Tips for Avoiding Driver Fatigue

We all know about the dangers of distractions while driving, but many people underestimate just how damaging fatigue can be to a driver. Feeling tired causes an array of issues. You will find that your reaction times tend to dip, plus you may get more irritable when you are on the road. In the worst case scenario, you may end up falling asleep at the wheel. Falling asleep for just one second while driving at 60 miles per hour means you travel for 30 metres while you have no control over the vehicle. One minute makes a mile. That’s a lot of potential for danger in a very short period of time.
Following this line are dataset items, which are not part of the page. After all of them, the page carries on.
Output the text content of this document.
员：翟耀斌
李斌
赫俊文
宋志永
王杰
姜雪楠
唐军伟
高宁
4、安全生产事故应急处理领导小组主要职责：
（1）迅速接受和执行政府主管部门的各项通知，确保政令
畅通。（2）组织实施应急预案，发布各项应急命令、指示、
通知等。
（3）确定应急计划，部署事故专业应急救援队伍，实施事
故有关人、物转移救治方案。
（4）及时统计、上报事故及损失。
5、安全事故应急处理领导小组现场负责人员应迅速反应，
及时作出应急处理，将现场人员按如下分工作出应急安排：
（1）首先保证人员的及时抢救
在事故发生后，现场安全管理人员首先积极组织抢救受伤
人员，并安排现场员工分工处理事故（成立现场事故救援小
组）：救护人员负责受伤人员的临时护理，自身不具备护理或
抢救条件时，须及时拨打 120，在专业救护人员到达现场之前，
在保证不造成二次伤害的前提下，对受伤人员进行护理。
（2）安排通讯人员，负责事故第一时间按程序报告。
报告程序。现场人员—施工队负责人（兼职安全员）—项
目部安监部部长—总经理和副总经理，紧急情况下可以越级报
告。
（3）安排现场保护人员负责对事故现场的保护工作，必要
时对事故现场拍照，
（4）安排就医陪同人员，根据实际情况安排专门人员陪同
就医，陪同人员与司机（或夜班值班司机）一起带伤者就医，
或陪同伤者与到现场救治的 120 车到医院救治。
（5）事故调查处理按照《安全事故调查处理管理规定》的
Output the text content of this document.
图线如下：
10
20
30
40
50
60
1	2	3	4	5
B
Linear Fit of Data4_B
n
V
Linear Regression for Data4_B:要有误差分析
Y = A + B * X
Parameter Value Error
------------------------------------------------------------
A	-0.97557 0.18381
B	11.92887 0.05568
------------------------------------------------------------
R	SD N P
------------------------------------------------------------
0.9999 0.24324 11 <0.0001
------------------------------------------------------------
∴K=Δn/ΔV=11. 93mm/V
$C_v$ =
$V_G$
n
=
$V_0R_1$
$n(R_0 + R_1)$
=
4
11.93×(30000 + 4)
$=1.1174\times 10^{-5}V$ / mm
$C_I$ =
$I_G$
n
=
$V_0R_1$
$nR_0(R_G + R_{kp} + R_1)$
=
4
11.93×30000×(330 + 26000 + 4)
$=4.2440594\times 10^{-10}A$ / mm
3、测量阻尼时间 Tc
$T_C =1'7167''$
Fatigue causes many accidents every year, so it is crucial that you don’t drive while you’re tired. Here are a few tips to help you avoid the problem.

Open a Window

This is definitely a short-term fix, but one that can prove useful when you are in a bind. If you start to feel droopy-eyed, crack the window a little. The breeze from outside should hit you hard enough to perk you up for a few minutes. This will give you enough time to find a safe spot where you can pull over.

Take a Nap

Now we obviously don’t mean that you should go to sleep while you are driving. Instead, find somewhere safe to pull up and take a nap. Even sleeping for 15 or 20 minutes can give you the boost you need to complete the journey. Of course, you will need much longer if you have been missing out on sleep at home. The key is to get some sleep and not start driving again until you feel awake and alert enough to handle the dangers of the road.

Take Regular Breaks

You may find yourself feeling weary on long journeys, even if you have enjoyed plenty of sleep the night before. The motion of a vehicle can be tiring. This is especially true when driving on the motorway. Fewer changes in scenery and a pretty straightforward drive can both lull you into unexpected tiredness. Make sure you take plenty of breaks to combat this. Even if you don’t need to sleep, the change in scenery will usually be enough to wake you up again. As a general rule, try to take a break every 100 miles. Of course, you should take more frequent breaks if you feel yourself starting to get tired.

Know the Warning Signs

Fatigue can sneak up on you while you’re driving, so you must know the warning signs before you get behind the wheel. Catch yourself if your mind starts to wander. Also, it helps to think back to the last couple of miles you drove. If you can’t remember anything about them, this is a sign that your brain is getting tired. Of course, there are also more physical signs that you should be aware of. Take a break if you catch yourself yawning if your head keeps dropping. You should also be wary of you keep having to correct your steering or you have started following cars closer than you normally would.